The performance schedule for Love and Information at Columbia College Chicago is:
- Wednesday, March 9, 6:30 PM;
- Thursday-Friday, March 10 and 11, 7:30 PM;
- Saturday, March 12, 2 and 7 PM;
- Wednesday-Friday, March 16-18, 7:30 PM;
- Saturday, March 19, 2 PM (closing performance)
Admission to Love and Information is $10 general admission, $5 for senior citizens and students of other schools, and FREE for all Columbia College Chicago students. For tickets, click here or call 312-369-8330.
Born in 1938, Caryl Churchill is known for dramatizing the abuses of power, for her use of non-naturalistic techniques, and for her exploration of sexual politics and feminist themes. Her other provocative works include Vinegar Tom, Cloud Nine, Top Girls, Serious Money, Mad Forest, and The Skriker.

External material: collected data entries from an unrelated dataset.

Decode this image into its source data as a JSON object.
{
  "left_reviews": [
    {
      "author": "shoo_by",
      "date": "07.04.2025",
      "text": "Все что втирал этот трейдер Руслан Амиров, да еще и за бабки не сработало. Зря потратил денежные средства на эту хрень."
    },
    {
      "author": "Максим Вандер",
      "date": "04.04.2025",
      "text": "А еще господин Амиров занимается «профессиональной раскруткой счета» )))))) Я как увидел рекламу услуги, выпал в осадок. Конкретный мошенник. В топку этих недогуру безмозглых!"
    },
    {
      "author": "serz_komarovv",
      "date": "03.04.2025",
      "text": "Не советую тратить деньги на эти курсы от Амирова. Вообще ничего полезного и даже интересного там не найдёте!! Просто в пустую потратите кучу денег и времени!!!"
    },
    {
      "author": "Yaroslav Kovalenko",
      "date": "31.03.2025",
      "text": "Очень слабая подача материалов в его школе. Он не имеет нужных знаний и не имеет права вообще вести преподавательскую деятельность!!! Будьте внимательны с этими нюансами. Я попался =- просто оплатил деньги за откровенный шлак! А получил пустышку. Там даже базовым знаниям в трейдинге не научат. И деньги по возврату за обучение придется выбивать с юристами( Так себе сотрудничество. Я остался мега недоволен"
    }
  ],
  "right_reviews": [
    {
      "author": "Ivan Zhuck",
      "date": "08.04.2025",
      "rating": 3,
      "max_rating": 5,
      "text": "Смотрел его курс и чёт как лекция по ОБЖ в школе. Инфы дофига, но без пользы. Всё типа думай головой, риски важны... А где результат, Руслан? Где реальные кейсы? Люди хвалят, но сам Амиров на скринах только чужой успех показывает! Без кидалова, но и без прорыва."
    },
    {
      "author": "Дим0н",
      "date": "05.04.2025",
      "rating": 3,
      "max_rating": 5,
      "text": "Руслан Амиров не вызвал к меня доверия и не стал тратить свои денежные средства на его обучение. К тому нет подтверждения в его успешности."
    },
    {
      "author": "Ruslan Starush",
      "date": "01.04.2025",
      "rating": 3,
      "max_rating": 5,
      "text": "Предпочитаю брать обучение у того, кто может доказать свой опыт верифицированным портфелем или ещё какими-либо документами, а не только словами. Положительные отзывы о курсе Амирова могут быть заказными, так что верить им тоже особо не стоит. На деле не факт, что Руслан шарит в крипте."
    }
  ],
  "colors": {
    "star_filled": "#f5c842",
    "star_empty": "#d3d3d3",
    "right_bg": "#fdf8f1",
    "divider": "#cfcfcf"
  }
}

As a recent article in Britain’s Guardian newspaper noted, “In her bucking of traditional structure and increasing tendency towards brevity . . . Churchill is often compared to Samuel Beckett, but they are spectacularly apart in one regard. Beckett’s stage directions were so detailed and precise that they resembled choreographic notation. Contrastingly, Churchill, especially in her later work, has, as her regular director James Macdonald puts it, ‘almost dispensed with instructions altogether. The director and actors are granted extraordinary freedom.’ ”

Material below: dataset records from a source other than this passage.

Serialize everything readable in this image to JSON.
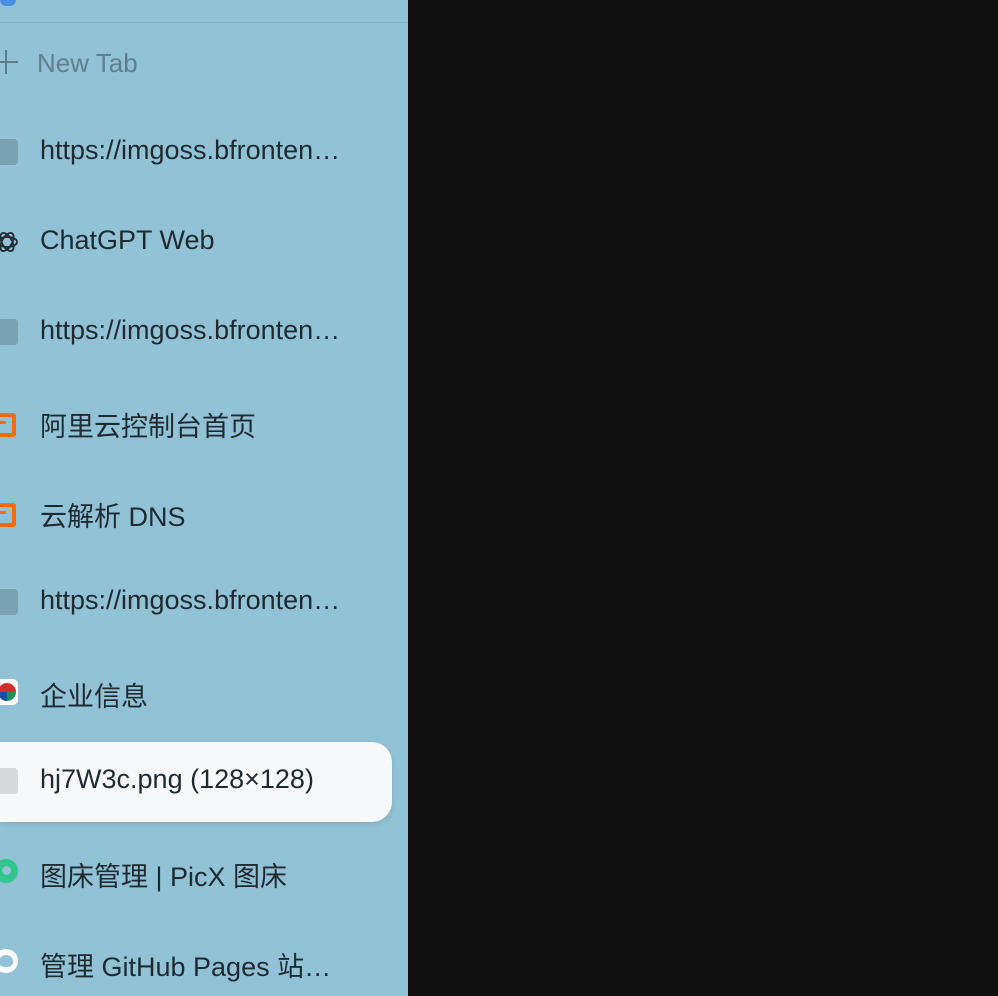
{
  "sidebar": {
    "new_tab_label": "New Tab",
    "tabs": [
      {
        "label": "https://imgoss.bfronten…",
        "icon": "generic-page-icon"
      },
      {
        "label": "ChatGPT Web",
        "icon": "chatgpt-icon"
      },
      {
        "label": "https://imgoss.bfronten…",
        "icon": "generic-page-icon"
      },
      {
        "label": "阿里云控制台首页",
        "icon": "aliyun-icon"
      },
      {
        "label": "云解析 DNS",
        "icon": "aliyun-icon"
      },
      {
        "label": "https://imgoss.bfronten…",
        "icon": "generic-page-icon"
      },
      {
        "label": "企业信息",
        "icon": "qiye-logo-icon"
      },
      {
        "label": "hj7W3c.png (128×128)",
        "icon": "image-file-icon",
        "active": true
      },
      {
        "label": "图床管理 | PicX 图床",
        "icon": "picx-icon"
      },
      {
        "label": "管理 GitHub Pages 站…",
        "icon": "github-icon"
      }
    ]
  },
  "colors": {
    "sidebar_bg": "#92c2d6",
    "content_bg": "#101010",
    "active_tab_bg": "#f7f8fa",
    "aliyun_orange": "#ff6a00"
  }
}
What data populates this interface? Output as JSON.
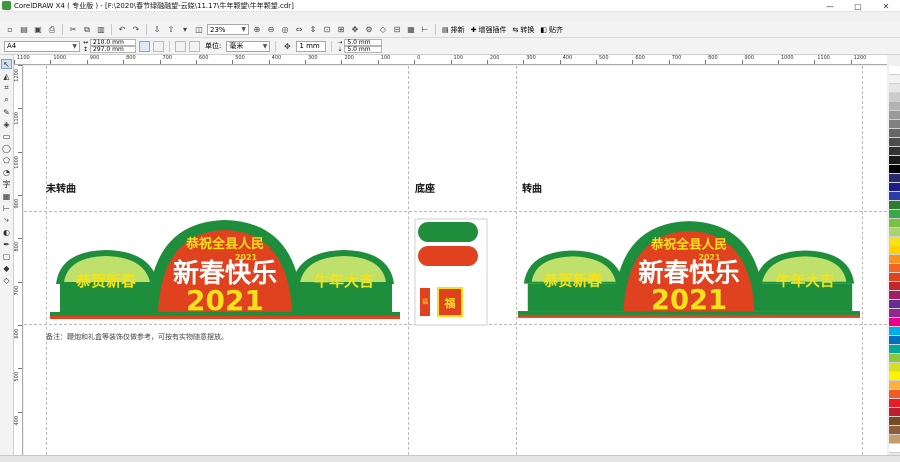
{
  "window": {
    "title": "CorelDRAW X4 ( 专业版 ) - [F:\\2020\\春节绿融融望-云娆\\11.17\\牛年颗望\\牛年颗望.cdr]",
    "controls": [
      "—",
      "▢",
      "✕"
    ]
  },
  "toolbar1": {
    "zoom_value": "23%",
    "snap_label": "贴齐",
    "publish_label": "排新",
    "plugin_label": "增强插件",
    "convert_label": "转换",
    "paste_label": "贴齐"
  },
  "toolbar2": {
    "page_size": "A4",
    "width_value": "210.0 mm",
    "height_value": "297.0 mm",
    "unit_label": "单位:",
    "unit_value": "毫米",
    "nudge_value": "1 mm",
    "dup_x": "5.0 mm",
    "dup_y": "5.0 mm"
  },
  "ruler_top": [
    "1100",
    "1000",
    "900",
    "800",
    "700",
    "600",
    "500",
    "400",
    "300",
    "200",
    "100",
    "0",
    "100",
    "200",
    "300",
    "400",
    "500",
    "600",
    "700",
    "800",
    "900",
    "1000",
    "1100",
    "1200"
  ],
  "ruler_left": [
    "1200",
    "1100",
    "1000",
    "900",
    "800",
    "700",
    "600",
    "500",
    "400"
  ],
  "canvas": {
    "label_left": "未转曲",
    "label_center": "底座",
    "label_right": "转曲",
    "note": "备注：鞭炮和礼盒等装饰仅做参考，可按有实物随意摆放。"
  },
  "artwork": {
    "top_text": "恭祝全县人民",
    "year_small": "2021",
    "main_text": "新春快乐",
    "year_big": "2021",
    "left_fan": "恭贺新春",
    "right_fan": "牛年大吉",
    "fu": "福"
  },
  "colors": {
    "green": "#1f8e3c",
    "red": "#e0411f",
    "yellow": "#f4e21b",
    "light_green": "#bfe06a"
  },
  "palette": [
    "#ffffff",
    "#f2f2f2",
    "#e6e6e6",
    "#cccccc",
    "#b3b3b3",
    "#999999",
    "#808080",
    "#666666",
    "#4d4d4d",
    "#333333",
    "#1a1a1a",
    "#000000",
    "#2a2a6e",
    "#1c1c8c",
    "#2b3ea8",
    "#2e7d32",
    "#3aa84a",
    "#7ac143",
    "#a8d46f",
    "#f4e21b",
    "#ffd200",
    "#f7941d",
    "#f26522",
    "#e0411f",
    "#c1272d",
    "#9e1f63",
    "#662d91",
    "#92278f",
    "#ec008c",
    "#00aeef",
    "#0072bc",
    "#00a99d",
    "#8dc63f",
    "#d7df23",
    "#fff200",
    "#fbb040",
    "#f15a29",
    "#ed1c24",
    "#be1e2d",
    "#754c24",
    "#8b5e3c",
    "#c69c6d",
    "#ffffff"
  ]
}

When Love and Information premiered in 2012 at London’s historic Royal Court Theatre, critic Michael Billington of the Guardian newspaper called it an “exhilarating theatrical kaleidoscope” whose message “is that we live in a world where information bombardment is in danger of leading to atrophy of memory, erosion of privacy and decay of feeling. . . . Occasionally, . . . it is very funny. But what I detect in Churchill is a deep sense of political and personal unease about a society in which speed of communication replaces human connections,” Billington added.
Love and Information was called “thought-churning” and “deeply poignant” by the New York Times when the play premiered Off-Broadway 2014. “Leave it to Ms. Churchill to come up with a work that so ingeniously and exhaustively mirrors our age of the splintered attention span,” the Times critic wrote, adding, “Throughout her career, which covers more than four decades, this British playwright has proved herself without peer in creating expressly topical works in which form and function are one.”